Why has Boris Johnson always winked at the huge amount of dirty Russian money pouring into London while publicly parading his anti-Putin views?
The reason is that some of this money has kept finding its way into Boris Johnson’s Conservative Party. (A report* published in December by the Royal Institute of International Affairs, ‘Chatham House’, not a radical left-wing organization, calculated that ‘between 2010 and 2019 the Conservative Party received £3.5 million from donors with a Russian business background … [and that] … since then the volume seems to have increased.’) This is why Johnson, then foreign secretary, shrugged his shoulders when in 2018 Tom Tugendhat’s House of Commons Foreign Affairs Committee pressed him on the need for more government urgency on the matter (Moscow’s Gold: Russian Corruption in the UK, paras. 59-61).

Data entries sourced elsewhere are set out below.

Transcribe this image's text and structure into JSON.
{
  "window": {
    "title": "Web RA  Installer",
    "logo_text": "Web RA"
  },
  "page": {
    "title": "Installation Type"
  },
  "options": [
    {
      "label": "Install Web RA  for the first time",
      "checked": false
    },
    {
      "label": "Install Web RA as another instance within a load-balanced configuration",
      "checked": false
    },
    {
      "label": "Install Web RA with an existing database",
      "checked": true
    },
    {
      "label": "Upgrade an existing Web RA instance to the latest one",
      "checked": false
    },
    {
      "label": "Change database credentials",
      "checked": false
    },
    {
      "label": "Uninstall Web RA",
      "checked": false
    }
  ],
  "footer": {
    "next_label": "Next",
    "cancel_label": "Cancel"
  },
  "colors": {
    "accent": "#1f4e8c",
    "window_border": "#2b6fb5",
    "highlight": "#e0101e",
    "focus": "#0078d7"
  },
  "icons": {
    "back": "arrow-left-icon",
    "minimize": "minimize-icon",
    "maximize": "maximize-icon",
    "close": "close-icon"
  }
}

This is why, by then prime minister, he sat on Dominic Grieve’s ISC Russia Report until after the general election in December 2019 on the specious grounds that it required vetting by the intelligence community (it had already been approved by its agencies). Now it’s official: the Conservative Party-supporting Daily Mail has given prominence to a public warning from the Biden administration, itself echoing a report just published by the Center for American Progress (CAP), that any Western economic sanctions prompted by a Russian invasion of Ukraine might well be nullified because of all the laundered money swilling around in ‘Londongrad’ over which President Putin has indirect control. This paragraph in the CAP Report, which is one of four actions it recommends to target the Russian oligarchs, is well worth quoting in full:

‘Establish a standing U.S.-U.K. joint counter-kleptocracy working group. The United States and the United Kingdom should work closely together to counter Russian kleptocrats. The United Kingdom, in particular, has become a major hub for Russian oligarchs and their wealth, with London gaining the moniker “Londongrad.” Uprooting Kremlin-linked oligarchs will be a challenge given the close ties between Russian money and the United Kingdom’s ruling Conservative Party, the press, and its real estate and financial industry. The United States should propose creating the working group in part to prod stronger action from the U.K. government.’

Keep this in mind when you see Johnson strutting his anti-Putin stuff in the next few days, now because the prime suspect … sorry … minister is desperate to divert attention from the ‘partygate scandal’.
*Chatham House Research Paper, ‘The UK’s kleptocracy problem’, 8 December 2021, esp. ch. 5, ‘Reputation laundering and political influencing’ [Open Access]. See also Dan Sabbagh’s ‘Ministers accused of failing to stem flow of Russian ‘dirty money’ into UK’, The Guardian, 4 Feb. 202 , Nick Cohen’s ‘Pulled by a current of Tory indolence, Britain flounders in a sea of dirty money’, The Guardian, 5 Feb. 2022, and Patrick Wintour’s ‘No 10 pressured me to drop anti-money laundering measures, says ex-minister’, The Guardian, 15 February 2022.